Parteien nicht überall präsent
Laut Landeswahlleiter treten in den kreisangehörigen Gemeinden zusammen 1.298 Wählergruppen an. Das sind sechs weniger als bei der letzten Wahl vor fünf Jahren. Die bekannteren Parteien sind längst nicht in allen Orten wählbar. Die CDU tritt in 485 kreisangehörigen Gemeinden an, die SPD in 400, Grüne und FDP in knapp über 100 und die AfD nur in drei. In den Kreisen und den kreisfreien Städten sind fast alle bekannteren Parteien dabei. Hinzu kommen dort ebenfalls Wählergruppen. Im Kreis Steinburg können die Wähler unter den Unabhängigen sogar noch wählen: Vertreter von Bürgerliste Steinburg (BLS), Freien Wählern (FW) und "Wir in Steinburg" (WISt) sind bereits im Kreistag.

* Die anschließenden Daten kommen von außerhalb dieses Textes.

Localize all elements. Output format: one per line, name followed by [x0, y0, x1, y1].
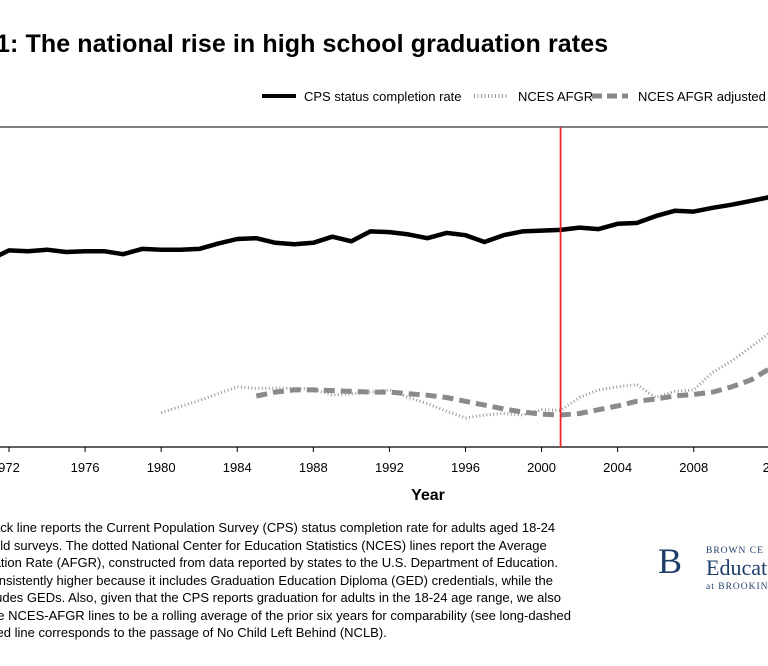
- x-axis-label: Year: [411, 487, 445, 504]
- note-line: d black line reports the Current Populat…: [0, 520, 556, 535]
- logo-mark: B: [658, 541, 683, 581]
- legend-swatch-dotted: [474, 94, 508, 98]
- x-tick-label: 2004: [603, 460, 632, 475]
- x-tick-label: 2008: [679, 460, 708, 475]
- note-line: excludes GEDs. Also, given that the CPS …: [0, 590, 561, 605]
- chart-axes: 972 1976 1980 1984 1988 1992 1996 2000 2004 2008 2…: [0, 126, 768, 504]
- note-line: sehold surveys. The dotted National Cent…: [0, 537, 547, 553]
- chart-title: 1: The national rise in high school grad…: [0, 30, 609, 58]
- series-line-afgr: [160, 332, 768, 420]
- legend: CPS status completion rate NCES AFGR NCE…: [262, 87, 768, 107]
- x-tick-label: 972: [0, 460, 20, 475]
- note-line: is consistently higher because it includ…: [0, 572, 553, 588]
- legend-label-afgr-adjusted: NCES AFGR adjusted (: [638, 89, 768, 104]
- logo-line-2: Educat: [706, 555, 768, 580]
- legend-label-afgr: NCES AFGR: [518, 89, 594, 104]
- x-tick-label: 1992: [375, 460, 404, 475]
- series-line-cps: [0, 195, 768, 258]
- legend-swatch-solid: [262, 94, 296, 98]
- x-tick-label: 1980: [147, 460, 176, 475]
- series-line-afgr-adjusted: [255, 366, 768, 418]
- logo-line-3: at BROOKIN: [706, 582, 768, 592]
- legend-label-cps: CPS status completion rate: [304, 89, 462, 104]
- x-tick-label: 1996: [451, 460, 480, 475]
- x-tick-label: 2000: [527, 460, 556, 475]
- x-tick-label: 1976: [71, 460, 100, 475]
- note-line: of the NCES-AFGR lines to be a rolling a…: [0, 607, 572, 623]
- logo-line-1: BROWN CE: [706, 546, 764, 556]
- x-tick-label: 1988: [299, 460, 328, 475]
- x-tick-label: 1984: [223, 460, 252, 475]
- chart-notes: d black line reports the Current Populat…: [0, 519, 647, 642]
- legend-swatch-dashed: [592, 93, 628, 99]
- note-line: aduation Rate (AFGR), constructed from d…: [0, 555, 559, 570]
- x-tick-label: 20: [763, 460, 768, 475]
- note-line: cal red line corresponds to the passage …: [0, 625, 387, 640]
- line-chart: 972 1976 1980 1984 1988 1992 1996 2000 2004 2008 2…: [0, 126, 768, 504]
- chart-marks: [0, 127, 768, 447]
- brown-center-logo: B BROWN CE Educat at BROOKIN: [658, 541, 768, 596]
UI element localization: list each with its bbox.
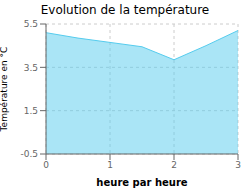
svg-text:-0.5: -0.5	[20, 149, 38, 159]
svg-text:Température en °C: Température en °C	[8, 47, 9, 133]
svg-text:1.5: 1.5	[24, 106, 38, 116]
svg-text:heure par heure: heure par heure	[96, 177, 187, 188]
svg-text:3.5: 3.5	[24, 63, 38, 73]
svg-text:3: 3	[235, 160, 241, 170]
svg-text:1: 1	[107, 160, 113, 170]
svg-text:5.5: 5.5	[24, 20, 38, 29]
html-text:Evolution de la température: Evolution de la température	[40, 3, 210, 17]
svg-text:0: 0	[43, 160, 49, 170]
svg-text:2: 2	[171, 160, 177, 170]
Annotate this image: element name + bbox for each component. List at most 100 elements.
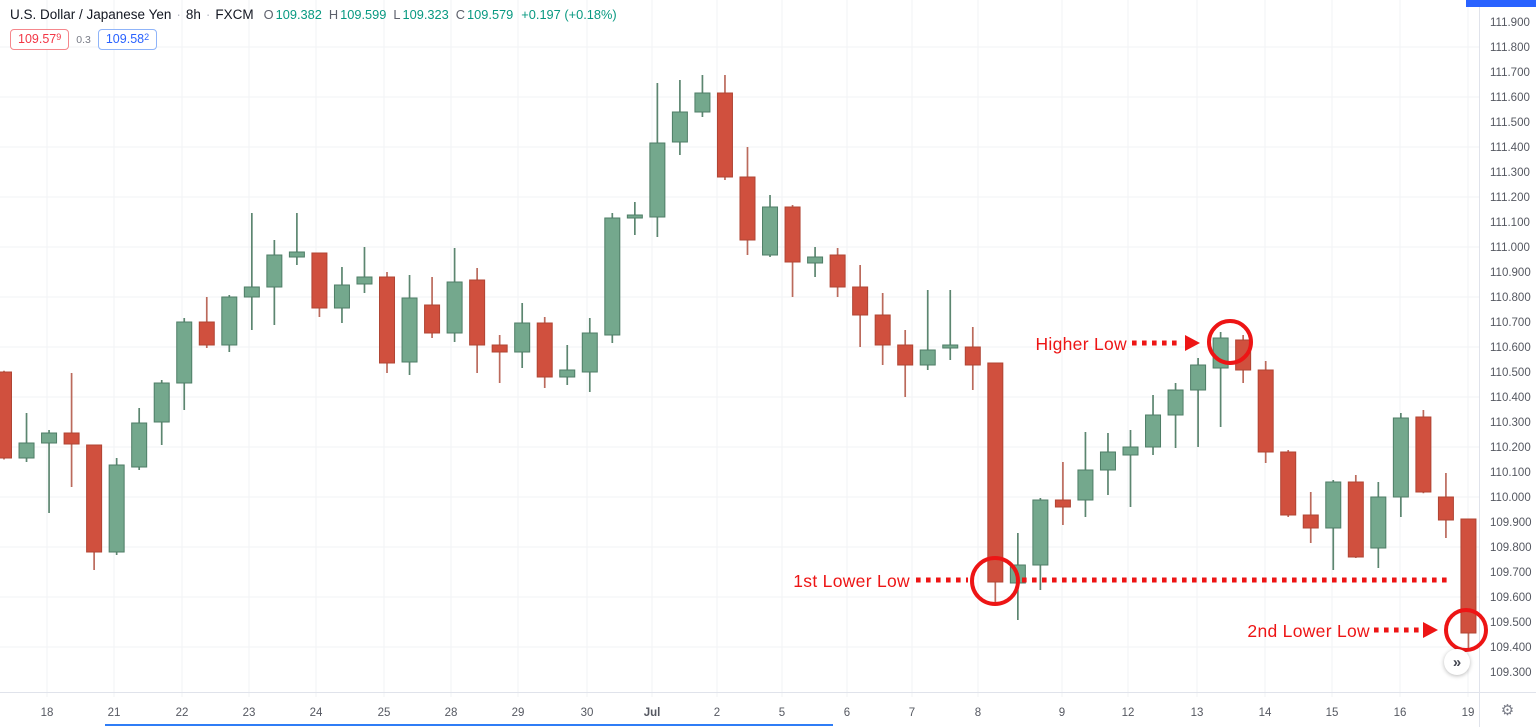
candle	[1032, 498, 1049, 590]
separator-dot: ·	[205, 7, 211, 22]
price-tick-label: 109.900	[1490, 517, 1532, 529]
candle	[694, 75, 711, 117]
candle-body	[1347, 481, 1364, 558]
candle-body	[469, 279, 486, 346]
candle	[333, 267, 350, 323]
price-tick-label: 111.300	[1490, 167, 1530, 179]
buy-ask-button[interactable]: 109.58 2	[97, 29, 158, 50]
candle-body	[108, 464, 125, 553]
annotations: Higher Low 1st Lower Low 2nd Lower Low	[793, 319, 1488, 652]
candle-body	[852, 286, 869, 316]
candle	[559, 345, 576, 385]
highlight-circle	[1444, 608, 1488, 652]
time-tick-label: 2	[714, 707, 720, 719]
candle	[1370, 482, 1387, 568]
axis-settings-gear-icon[interactable]: ⚙	[1479, 692, 1536, 727]
price-tick-label: 109.600	[1490, 592, 1532, 604]
candle	[311, 252, 328, 317]
candle-body	[919, 349, 936, 366]
candle	[1415, 410, 1432, 494]
time-tick-label: 24	[310, 707, 323, 719]
candle-body	[1370, 496, 1387, 549]
time-tick-label: 12	[1122, 707, 1135, 719]
ohlc-values: O 109.382 H 109.599 L 109.323 C 109.579	[264, 7, 521, 22]
candle-body	[1302, 514, 1319, 529]
candle-body	[1280, 451, 1297, 516]
candle-body	[446, 281, 463, 334]
price-tick-label: 109.700	[1490, 567, 1532, 579]
candle	[266, 240, 283, 325]
time-axis[interactable]: 18 21 22 23 24 25 28 29 30 Jul 2 5 6 7 8 9 12 13 14 15 16 19	[41, 707, 1475, 719]
time-tick-label: 25	[378, 707, 391, 719]
time-tick-label: 14	[1259, 707, 1272, 719]
price-tick-label: 111.200	[1490, 192, 1530, 204]
symbol-title[interactable]: U.S. Dollar / Japanese Yen	[10, 7, 172, 22]
time-tick-label: 6	[844, 707, 850, 719]
timeframe-label[interactable]: 8h	[185, 7, 201, 22]
candle	[1257, 361, 1274, 463]
candle	[63, 373, 80, 487]
price-tick-label: 111.600	[1490, 92, 1530, 104]
candle	[671, 80, 688, 155]
price-tick-label: 110.000	[1490, 492, 1531, 504]
candle	[446, 248, 463, 342]
candle	[762, 195, 779, 257]
candle	[1190, 358, 1207, 447]
price-axis[interactable]: 111.900 111.800 111.700 111.600 111.500 111.4…	[1490, 17, 1532, 679]
candle-body	[829, 254, 846, 288]
candle	[356, 247, 373, 293]
arrow-head-icon	[1423, 622, 1438, 638]
candle-body	[333, 284, 350, 309]
candle	[987, 362, 1004, 602]
price-tick-label: 109.400	[1490, 642, 1532, 654]
candle	[852, 265, 869, 347]
open-label: O	[263, 7, 274, 22]
time-tick-label: 18	[41, 707, 54, 719]
price-tick-label: 110.400	[1490, 392, 1531, 404]
candle-body	[243, 286, 260, 298]
price-tick-label: 111.700	[1490, 67, 1530, 79]
chart-legend: U.S. Dollar / Japanese Yen · 8h · FXCM O…	[10, 7, 617, 50]
candle	[1347, 475, 1364, 558]
candle	[86, 444, 103, 570]
candle	[243, 213, 260, 330]
high-value: 109.599	[340, 7, 387, 22]
high-label: H	[328, 7, 339, 22]
candle-body	[1099, 451, 1116, 471]
candle-body	[1054, 499, 1071, 508]
bid-price-fraction: 9	[56, 31, 62, 42]
candle	[604, 213, 621, 343]
annotation-label: 1st Lower Low	[793, 571, 910, 591]
spread-value: 0.3	[76, 33, 91, 46]
annotation-second-lower-low: 2nd Lower Low	[1247, 608, 1488, 652]
candle-body	[1392, 417, 1409, 498]
annotation-higher-low: Higher Low	[1035, 319, 1253, 365]
candle-body	[514, 322, 531, 353]
candle	[942, 290, 959, 360]
price-tick-label: 110.800	[1490, 292, 1531, 304]
price-tick-label: 110.100	[1490, 467, 1531, 479]
candle-body	[41, 432, 58, 444]
time-tick-label: 19	[1462, 707, 1475, 719]
price-tick-label: 110.700	[1490, 317, 1531, 329]
low-value: 109.323	[402, 7, 449, 22]
candle-body	[379, 276, 396, 364]
candle-body	[1167, 389, 1184, 416]
time-tick-label: Jul	[644, 707, 661, 719]
candle	[198, 297, 215, 348]
scroll-to-recent-button[interactable]: »	[1444, 649, 1470, 675]
price-tick-label: 109.500	[1490, 617, 1532, 629]
candle	[1054, 462, 1071, 525]
candle-body	[266, 254, 283, 288]
candle	[108, 458, 125, 555]
candle	[1145, 395, 1162, 455]
candle-body	[964, 346, 981, 366]
candle	[469, 268, 486, 373]
candle-body	[424, 304, 441, 334]
candle-body	[18, 442, 35, 459]
symbol-line: U.S. Dollar / Japanese Yen · 8h · FXCM O…	[10, 7, 617, 22]
time-tick-label: 22	[176, 707, 189, 719]
sell-bid-button[interactable]: 109.57 9	[10, 29, 70, 50]
candle	[1212, 332, 1229, 427]
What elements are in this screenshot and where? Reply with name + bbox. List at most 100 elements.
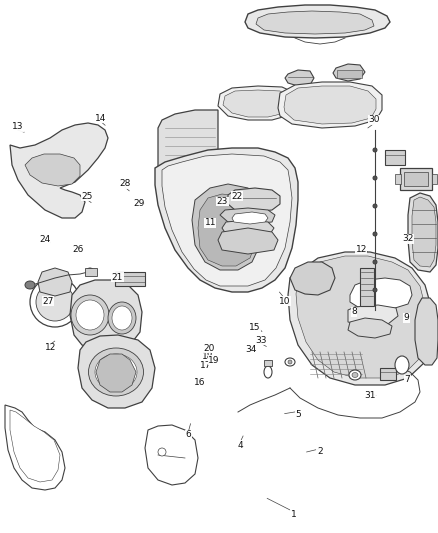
Ellipse shape (264, 366, 272, 378)
Polygon shape (218, 86, 295, 120)
Bar (85, 268, 97, 276)
Ellipse shape (373, 288, 377, 292)
Text: 16: 16 (194, 378, 205, 387)
Polygon shape (145, 425, 198, 485)
Polygon shape (220, 208, 275, 224)
Polygon shape (162, 154, 292, 286)
Bar (404, 172, 428, 186)
Ellipse shape (373, 260, 377, 264)
Polygon shape (348, 305, 398, 326)
Text: 27: 27 (42, 297, 54, 305)
Text: 23: 23 (217, 197, 228, 206)
Ellipse shape (373, 148, 377, 152)
Polygon shape (284, 86, 376, 124)
Ellipse shape (285, 358, 295, 366)
Text: 33: 33 (255, 336, 266, 344)
Bar (360, 268, 374, 306)
Polygon shape (78, 335, 155, 408)
Text: 30: 30 (369, 116, 380, 124)
Text: 15: 15 (249, 324, 261, 332)
Ellipse shape (108, 302, 136, 334)
Polygon shape (96, 354, 136, 392)
Polygon shape (408, 193, 438, 272)
Ellipse shape (288, 360, 292, 364)
Text: 17: 17 (200, 361, 212, 369)
Polygon shape (38, 268, 72, 296)
Polygon shape (10, 410, 60, 482)
Bar (115, 272, 145, 286)
Bar (337, 70, 362, 78)
Text: 4: 4 (237, 441, 243, 449)
Polygon shape (245, 5, 390, 38)
Polygon shape (158, 110, 218, 190)
Text: 5: 5 (295, 410, 301, 419)
Text: 2: 2 (317, 448, 322, 456)
Polygon shape (223, 90, 290, 117)
Bar (385, 150, 405, 165)
Text: 22: 22 (232, 192, 243, 200)
Polygon shape (333, 64, 365, 81)
Polygon shape (25, 154, 80, 186)
Polygon shape (348, 318, 392, 338)
Text: 10: 10 (279, 297, 290, 305)
Text: 12: 12 (45, 343, 56, 352)
Bar (395, 174, 401, 184)
Bar (264, 360, 272, 366)
Bar (380, 368, 396, 380)
Ellipse shape (76, 300, 104, 330)
Polygon shape (192, 184, 262, 270)
Bar (432, 174, 437, 184)
Ellipse shape (25, 281, 35, 289)
Text: 11: 11 (205, 219, 216, 227)
Ellipse shape (373, 204, 377, 208)
Text: 29: 29 (134, 199, 145, 208)
Text: 18: 18 (202, 352, 214, 360)
Polygon shape (155, 148, 298, 292)
Ellipse shape (71, 295, 109, 335)
Text: 28: 28 (119, 180, 131, 188)
Bar (400, 168, 432, 190)
Polygon shape (412, 197, 436, 267)
Polygon shape (228, 188, 280, 212)
Polygon shape (218, 228, 278, 254)
Ellipse shape (36, 283, 74, 321)
Text: 20: 20 (204, 344, 215, 352)
Text: 9: 9 (403, 313, 410, 322)
Text: 31: 31 (364, 391, 376, 400)
Ellipse shape (95, 354, 137, 390)
Text: 32: 32 (403, 235, 414, 243)
Polygon shape (288, 252, 432, 385)
Text: 7: 7 (404, 375, 410, 384)
Polygon shape (285, 70, 314, 86)
Ellipse shape (158, 448, 166, 456)
Text: 12: 12 (356, 245, 367, 254)
Ellipse shape (349, 370, 361, 380)
Text: 25: 25 (81, 192, 92, 200)
Text: 24: 24 (39, 236, 50, 244)
Polygon shape (278, 82, 382, 128)
Ellipse shape (30, 277, 80, 327)
Polygon shape (290, 262, 335, 295)
Text: 6: 6 (185, 431, 191, 439)
Polygon shape (350, 278, 412, 310)
Polygon shape (198, 194, 256, 266)
Text: 19: 19 (208, 356, 219, 365)
Text: 14: 14 (95, 114, 106, 123)
Ellipse shape (395, 356, 409, 374)
Polygon shape (256, 11, 374, 34)
Text: 21: 21 (112, 273, 123, 281)
Polygon shape (232, 212, 268, 224)
Polygon shape (10, 123, 108, 218)
Polygon shape (415, 298, 438, 365)
Text: 1: 1 (290, 510, 297, 519)
Polygon shape (5, 405, 65, 490)
Ellipse shape (373, 232, 377, 236)
Text: 34: 34 (245, 345, 256, 353)
Polygon shape (296, 256, 426, 378)
Text: 13: 13 (12, 123, 23, 131)
Ellipse shape (88, 348, 144, 396)
Text: 8: 8 (351, 308, 357, 316)
Ellipse shape (373, 176, 377, 180)
Ellipse shape (112, 306, 132, 330)
Polygon shape (222, 220, 274, 236)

Die "Frauen für Steinburg" (FfS) treten erstmals an.
In Dithmarschen will neben der Unabhängigen Wählergemeinschaft Dithmarschen (UWD) auch die Wählergemeinschaft Netzwerk Dithmarschen (WND) in das Kreisparlament einziehen. Dort engagieren sich vor allem Gegner von Windkraftanlagen, die sich nach eigenen Angaben von keiner vorhandenen politischen Partei ausreichend vertreten fühlen. Eine ähnliche Initiative tritt auch im Kreis Rendsburg-Eckernförde an. Da es keine Sperrklausel gibt, stehen die Chancen auch für diejenigen gut, die nicht so viele Stimmen bekommen.
2018 | 2013 | ||
---|---|---|---|
CDU | 485 | 516 | |
SPD | 400 | 448 | |
Grüne | 103 | 89 | |
FDP | 108 | 101 | |
AfD | 3 | ||
Linke | 24 | 16 | |
SSW | 55 | 62 | |
Andere* | 10 | 4 | |
Wählergruppen | 1.298 | 1.304 | |
*Familie, FW, LKR, Die Partei, Z.SH | Quelle: Landeswahlleiter |
Hoffen auf hohe Wahlbeteiligung
Am Sonntag wird überall abgestimmt - ganz gleich, ob viele Parteien oder nur eine Gruppe zur Wahl stehen. Laut Landeswahlleiter verbieten die verfassungsrechtlich geforderte demokratische Legitimation der Vertreter und die Gewährleistung des objektiven Wahlrechts eine sogenannte Friedenswahl. Damit ist die reine Duldung der bereits vollzogenen Kandidatenaufstellung gemeint. Die Kandidaten im Kirchspiel Garding hoffen deshalb auch auf eine hohe Wahlbeteiligung - obwohl das Ergebnis eigentlich schon feststeht.